The People Strike Back
The administration’s brash move triggered an unexpected market reaction. As Trump knows well, all news (even bad news) can be good for name recognition and the bottom line. It just didn’t work in his favor this time around.
Anthropic’s consumer app has surged to the #1 spot on app stores, with users subscribing to the company’s $20-a-month Pro tier in record numbers. This citizen-led revenue boost is serving as a financial counterweight to the loss of government contracts, demonstrating a clear market demand for AI models that maintain strict ethical guardrails.

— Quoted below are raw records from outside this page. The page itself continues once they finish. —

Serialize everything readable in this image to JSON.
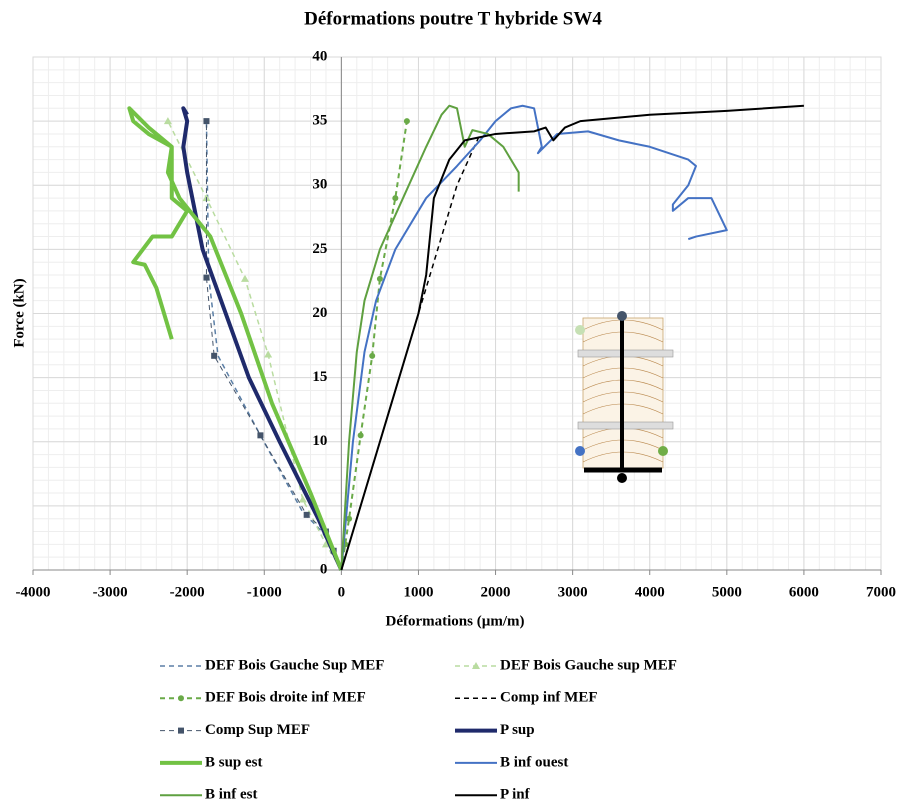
{
  "chart_data": {
    "type": "line",
    "title": "Déformations poutre T hybride SW4",
    "x_label": "Déformations (µm/m)",
    "y_label": "Force (kN)",
    "xlim": [
      -4000,
      7000
    ],
    "xticks": [
      -4000,
      -3000,
      -2000,
      -1000,
      0,
      1000,
      2000,
      3000,
      4000,
      5000,
      6000,
      7000
    ],
    "ylim": [
      0,
      40
    ],
    "yticks": [
      0,
      10,
      15,
      20,
      25,
      30,
      35,
      40
    ],
    "grid": true,
    "minor_grid": true,
    "series": [
      {
        "name": "DEF Bois Gauche Sup MEF",
        "color": "#5b7fa6",
        "dash": true,
        "width": 1.5,
        "marker": "none",
        "x": [
          0,
          -120,
          -250,
          -500,
          -1050,
          -1600,
          -1720,
          -1750
        ],
        "y": [
          0,
          1.5,
          3,
          4.5,
          10.5,
          16.7,
          22.8,
          35
        ]
      },
      {
        "name": "DEF Bois Gauche sup MEF",
        "color": "#b9dca0",
        "dash": true,
        "width": 1.5,
        "marker": "triangle",
        "x": [
          0,
          -200,
          -500,
          -950,
          -1250,
          -1750,
          -2250
        ],
        "y": [
          0,
          2,
          5.5,
          16.8,
          22.7,
          29,
          35
        ]
      },
      {
        "name": "DEF Bois droite inf MEF",
        "color": "#6aaa48",
        "dash": true,
        "width": 2,
        "marker": "circle",
        "x": [
          0,
          50,
          100,
          250,
          400,
          500,
          700,
          850
        ],
        "y": [
          0,
          2,
          4,
          10.5,
          16.7,
          22.7,
          29,
          35
        ]
      },
      {
        "name": "Comp inf MEF",
        "color": "#000000",
        "dash": true,
        "width": 1.5,
        "marker": "none",
        "x": [
          0,
          500,
          1000,
          1500,
          1800
        ],
        "y": [
          0,
          10,
          20,
          30,
          34
        ]
      },
      {
        "name": "Comp Sup MEF",
        "color": "#44546a",
        "dash": true,
        "width": 1,
        "marker": "square",
        "x": [
          0,
          -100,
          -200,
          -450,
          -1050,
          -1650,
          -1750,
          -1750
        ],
        "y": [
          0,
          1.5,
          3,
          4.3,
          10.5,
          16.7,
          22.8,
          35
        ]
      },
      {
        "name": "P sup",
        "color": "#1f2a6b",
        "dash": false,
        "width": 4,
        "marker": "none",
        "x": [
          0,
          -300,
          -800,
          -1200,
          -1500,
          -1800,
          -1900,
          -2000,
          -2050,
          -2000,
          -2050,
          -2000
        ],
        "y": [
          0,
          4,
          10,
          15,
          20,
          25,
          28,
          31,
          33,
          35,
          36,
          35.5
        ]
      },
      {
        "name": "B sup est",
        "color": "#72c244",
        "dash": false,
        "width": 4,
        "marker": "none",
        "x": [
          0,
          -400,
          -900,
          -1300,
          -1700,
          -2100,
          -2250,
          -2200,
          -2500,
          -2700,
          -2750,
          -2500,
          -2200,
          -2200,
          -2000,
          -2200,
          -2450,
          -2700,
          -2550,
          -2400,
          -2200
        ],
        "y": [
          0,
          6,
          13,
          20,
          26,
          29,
          31,
          33,
          34,
          35,
          36,
          34.5,
          33,
          29,
          28,
          26,
          26,
          24,
          23.8,
          22,
          18
        ]
      },
      {
        "name": "B inf ouest",
        "color": "#4472c4",
        "dash": false,
        "width": 2,
        "marker": "none",
        "x": [
          0,
          150,
          300,
          450,
          700,
          1100,
          1500,
          1800,
          2000,
          2200,
          2350,
          2500,
          2600,
          2550,
          2800,
          3200,
          3600,
          4000,
          4500,
          4600,
          4500,
          4300,
          4300,
          4500,
          4800,
          5000,
          4600,
          4500
        ],
        "y": [
          0,
          10,
          17,
          21,
          25,
          29,
          31.5,
          33.5,
          35,
          36,
          36.2,
          36,
          33,
          32.5,
          34,
          34.2,
          33.5,
          33,
          32,
          31.5,
          30,
          28.5,
          28,
          29,
          29,
          26.5,
          26,
          25.8
        ]
      },
      {
        "name": "B inf est",
        "color": "#5fa040",
        "dash": false,
        "width": 2,
        "marker": "none",
        "x": [
          0,
          100,
          200,
          300,
          500,
          800,
          1100,
          1300,
          1400,
          1500,
          1600,
          1700,
          1900,
          2100,
          2300,
          2300,
          2300
        ],
        "y": [
          0,
          10,
          17,
          21,
          25,
          29,
          33,
          35.5,
          36.2,
          36,
          33,
          34.3,
          34,
          33,
          31,
          30.5,
          29.5
        ]
      },
      {
        "name": "P inf",
        "color": "#000000",
        "dash": false,
        "width": 2,
        "marker": "none",
        "x": [
          0,
          500,
          1000,
          1100,
          1200,
          1400,
          1600,
          2000,
          2500,
          2650,
          2750,
          2900,
          3100,
          4000,
          5000,
          6000
        ],
        "y": [
          0,
          10,
          20,
          23,
          29,
          32,
          33.5,
          34,
          34.2,
          34.5,
          33.5,
          34.5,
          35,
          35.5,
          35.8,
          36.2
        ]
      }
    ]
  }
}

This won’t erase the financial losses that come with being blocked out of the defense world, but it does give the company both a fighting chance and a new constituency that can help it fight in Washington. Anthropic may even get the last laugh when the day comes that both Trump and Hegseth are in the unemployment line in 2027 or 2029.
The Grid Impact of AI Compute
For the cleantech and renewable energy spaces, this precedent regarding software governance and government pressure is highly relevant.
The clean energy transition is increasingly reliant on AI models to manage virtual power plants, balance off-grid solar loads, and optimize charging networks. Yet, the energy required to run these foundational models is staggering.
Training a single large AI model can consume over 1,200 MWh of electricity. Projections show AI could drive global data center energy demand to over 1,000 terawatt-hours by 2026, creating a scenario where aging fossil-fuel plants are kept online simply to meet the tech industry’s compute demands.
If the companies providing the software for grid infrastructure prioritize unchecked expansion and military contracts over efficiency and safety, it fundamentally contradicts the goals of a decarbonized grid. Seeing a company push back, even if they’re not perfect on environmental issues, shows that there’s hope for AI to still be cleaner in the future.
Accountability in Transportation
Beyond the grid, the deployment of AI in transportation has already surfaced serious questions about public safety and corporate accountability.
The automotive industry has witnessed the consequences of prioritizing rapid deployment over rigorous safety testing. Tesla’s “Full Self-Driving” software, deployed as an ongoing public beta, has been linked to numerous crashes, recently resulting in a federal judge upholding a $243 million punitive judgment against the company over an Autopilot fatality. In the robotaxi sector, vehicles have struggled with object permanence, leading to incidents involving pets and pedestrians caught in sensor blind spots.
When AI makes a catastrophic error in transit, regulatory oversight and corporate accountability are often murky. The Anthropic ban sets a precedent wherein a government can successfully pressure a tech company to abandon its internal safety protocols after the product has already been deployed. If the AI models eventually routing autonomous vehicles and balancing public power grids are subject to similar strong-arming or perverse incentives that favor the least ethical players, it introduces a new layer of systemic risk to clean technology infrastructure and electric vehicles.
Final Thoughts
I won’t tell readers to go out and buy an Anthropic subscription, and I won’t tell them not to. It’s a good way to fly Hegseth and Trump the bird, but at the same time, we can’t just ignore the impacts of AI datacenters. We’re all adults and will have to make our own choices on that.
What I will tell you is that Anthropic was right about this particular issue. When government officials wield state power like a little boy who found a .357 in his dad’s sock drawer, handing them even more power in the form of advanced computing technology with no pesky ethical questions asked is definitely a bad call. Worse, it can set terrible precedents that harm basically every other industry that AI touches.